After the war he remained in Germany, settling in Constance, where he set up successful real estate and import-export businesses.

Nissenbaum also built a synagogue and revived the Jewish community there. In the early 1980s he became active in Germany’s Jewish community, working toward reconciliation between Germans and Jews.

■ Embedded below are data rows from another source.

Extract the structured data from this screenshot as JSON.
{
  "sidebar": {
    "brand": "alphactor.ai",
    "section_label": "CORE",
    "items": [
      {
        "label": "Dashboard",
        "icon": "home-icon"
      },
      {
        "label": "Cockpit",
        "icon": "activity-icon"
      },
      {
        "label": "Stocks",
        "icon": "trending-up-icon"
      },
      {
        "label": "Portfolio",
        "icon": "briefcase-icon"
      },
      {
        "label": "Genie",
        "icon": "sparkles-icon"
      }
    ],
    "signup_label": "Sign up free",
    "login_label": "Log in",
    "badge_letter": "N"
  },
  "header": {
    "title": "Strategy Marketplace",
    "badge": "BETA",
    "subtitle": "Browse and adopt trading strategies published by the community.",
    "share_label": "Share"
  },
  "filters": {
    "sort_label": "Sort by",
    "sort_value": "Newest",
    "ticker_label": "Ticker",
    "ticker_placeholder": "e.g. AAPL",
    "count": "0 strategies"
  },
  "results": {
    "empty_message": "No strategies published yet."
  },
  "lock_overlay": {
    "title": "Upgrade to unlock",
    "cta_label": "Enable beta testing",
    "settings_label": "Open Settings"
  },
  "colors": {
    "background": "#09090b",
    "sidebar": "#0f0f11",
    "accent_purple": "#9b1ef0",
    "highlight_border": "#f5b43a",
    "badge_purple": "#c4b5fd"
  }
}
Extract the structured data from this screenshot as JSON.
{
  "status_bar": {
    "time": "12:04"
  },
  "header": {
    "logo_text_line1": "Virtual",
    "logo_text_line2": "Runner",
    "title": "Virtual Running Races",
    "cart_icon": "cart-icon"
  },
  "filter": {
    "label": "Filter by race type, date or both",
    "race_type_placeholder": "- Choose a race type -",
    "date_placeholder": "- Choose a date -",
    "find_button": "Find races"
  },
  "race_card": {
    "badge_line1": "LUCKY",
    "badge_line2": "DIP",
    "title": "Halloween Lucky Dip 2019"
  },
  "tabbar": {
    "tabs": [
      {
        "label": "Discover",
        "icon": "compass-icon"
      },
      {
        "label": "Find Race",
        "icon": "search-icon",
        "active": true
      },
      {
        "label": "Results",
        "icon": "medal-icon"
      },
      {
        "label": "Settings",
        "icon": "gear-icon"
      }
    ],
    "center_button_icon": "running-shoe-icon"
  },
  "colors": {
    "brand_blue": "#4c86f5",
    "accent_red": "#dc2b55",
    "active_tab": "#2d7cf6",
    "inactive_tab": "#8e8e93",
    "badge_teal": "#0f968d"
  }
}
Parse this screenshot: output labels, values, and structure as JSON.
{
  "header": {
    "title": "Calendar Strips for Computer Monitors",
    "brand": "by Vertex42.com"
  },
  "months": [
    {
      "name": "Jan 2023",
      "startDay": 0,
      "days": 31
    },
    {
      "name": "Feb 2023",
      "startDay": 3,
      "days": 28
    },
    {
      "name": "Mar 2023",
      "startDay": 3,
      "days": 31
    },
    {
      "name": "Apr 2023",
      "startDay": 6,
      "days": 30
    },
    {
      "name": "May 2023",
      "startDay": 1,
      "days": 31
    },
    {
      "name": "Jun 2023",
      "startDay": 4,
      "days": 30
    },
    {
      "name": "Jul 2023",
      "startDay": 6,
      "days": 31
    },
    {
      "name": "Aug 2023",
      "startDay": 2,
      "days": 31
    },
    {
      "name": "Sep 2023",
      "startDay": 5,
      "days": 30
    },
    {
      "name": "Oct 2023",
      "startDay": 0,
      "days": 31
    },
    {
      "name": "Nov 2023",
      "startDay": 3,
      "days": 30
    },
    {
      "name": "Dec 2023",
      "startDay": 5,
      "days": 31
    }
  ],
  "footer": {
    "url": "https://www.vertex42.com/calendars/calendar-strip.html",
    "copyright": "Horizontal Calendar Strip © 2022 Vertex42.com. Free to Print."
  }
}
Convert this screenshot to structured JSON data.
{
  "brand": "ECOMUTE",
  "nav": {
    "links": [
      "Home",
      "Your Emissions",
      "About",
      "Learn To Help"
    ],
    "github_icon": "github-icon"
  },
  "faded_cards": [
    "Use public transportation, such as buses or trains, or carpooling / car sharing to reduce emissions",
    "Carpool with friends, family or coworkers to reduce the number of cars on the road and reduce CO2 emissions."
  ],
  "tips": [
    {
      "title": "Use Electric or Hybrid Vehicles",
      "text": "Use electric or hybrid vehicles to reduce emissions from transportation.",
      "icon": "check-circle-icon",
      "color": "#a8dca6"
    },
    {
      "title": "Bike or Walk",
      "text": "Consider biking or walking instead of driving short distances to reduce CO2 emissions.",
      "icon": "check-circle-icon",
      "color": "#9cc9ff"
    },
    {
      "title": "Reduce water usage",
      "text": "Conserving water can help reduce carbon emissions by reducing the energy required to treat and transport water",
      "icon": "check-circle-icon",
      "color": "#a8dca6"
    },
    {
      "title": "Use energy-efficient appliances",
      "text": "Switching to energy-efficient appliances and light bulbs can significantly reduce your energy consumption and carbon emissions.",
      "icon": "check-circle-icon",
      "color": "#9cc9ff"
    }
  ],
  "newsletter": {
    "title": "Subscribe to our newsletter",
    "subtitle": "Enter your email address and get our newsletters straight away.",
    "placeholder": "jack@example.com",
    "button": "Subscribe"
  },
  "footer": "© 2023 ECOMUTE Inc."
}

In 1983, he returned to his native Poland for the first time in 40 years and was shocked to see Jewish graves in disrepair. Two years later, he set up the Nissenbaum Foundation in Warsaw, to renovate Jewish cemeteries and synagogues throughout Poland, including Lelov and Bobov.

Xavier Orville

FORT-DE-FRANCE, Martinique (AP) _ Xavier Orville, a novelist and a former cultural adviser to two Senegalese presidents, died of cancer Sunday. He was 69.

He wrote some 15 novels, but was not widely translated beyond the French-speaking world. With surreal imagery, Orville’s works detailed the day-to-day life of the black residents of the Caribbean island of Martinique.

He was closely associated with the negritude movement, a celebration of African culture in literature.

The movement was founded in Paris in the 1930s by poet Aime Cesaire, Martinique’s best-known writer, and Leopold Sedar Senghor, who led Senegal to independence from France in 1960.

Beginning in 1979, Orville served as cultural adviser to Senghor, who was also a writer.

Until 1982, Orville remained in Senegal as cultural adviser to Abdou Diouf, who succeeded Senghor in 1980.

Kim Stanley

NEW YORK (AP) _ Kim Stanley, acclaimed as one of the theater’s finest actresses in plays like ``Bus Stop,″ ``A Touch of the Poet″ and ``Picnic,″ died Monday of cancer. She was 76.

Stanley came of age on Broadway in the 1950s. She was part of a new generation of actresses such as Julie Harris, Geraldine Page, Maureen Stapleton and Barbara Bel Geddes who illuminated the plays of William Inge, Tennessee Williams and Horton Foote.

Stanley never became as famous as her contemporaries, possibly because she made few movies or television appearances and many of her theater performances were in plays that had brief runs. And her best-known stage role, Cherie, the goodhearted chanteuse in Inge’s 1955 comedy, ``Bus Stop,″ went to Marilyn Monroe in the movies.

Her other roles on Broadway were varied _ ranging from the tomboy sister in Inge’s ``Picnic″ (1953) to a young bride deserted by her husband in Foote’s short-lived ``The Traveling Lady″ (1954) to the celebrated Actors Studio Theater revival of Chekhov’s ``The Three Sisters″ (1964) _ her last New York stage appearance.

Stanley received a best-actress Oscar nomination for portraying a crazed medium in 1964′s ``Seance on a Wet Afternoon,″ and a second _ in the supporting category _ for playing Frances Farmer’s mother in ``Frances″ (1982).

She won two Emmy awards _ one for a 1963 appearance in a ``Ben Casey″ episode and another for her role as Big Mama in a PBS production of ``Cat on a Hot Tin Roof.″

Prince A. Taylor Jr.

PRINCETON, N.J. (AP) _ Bishop Prince A. Taylor Jr., a clergyman and educator who was the first black bishop in the Methodist denomination to serve a predominantly white conference, died Aug. 15 of cancer. He was 94.

Taylor was the oldest bishop in the United Methodist Church. He was a founding member of the World Methodist Council, of which he was a past chairman.

Elected to the episcopacy in 1956, his first posting as bishop was to Monrovia, Liberia, where he worked for eight years.

He served in New Jersey from 1964 to 1976, the first African-American bishop in the Methodist denomination to head a predominantly white conference.

After retiring from that post, he taught at Drew University.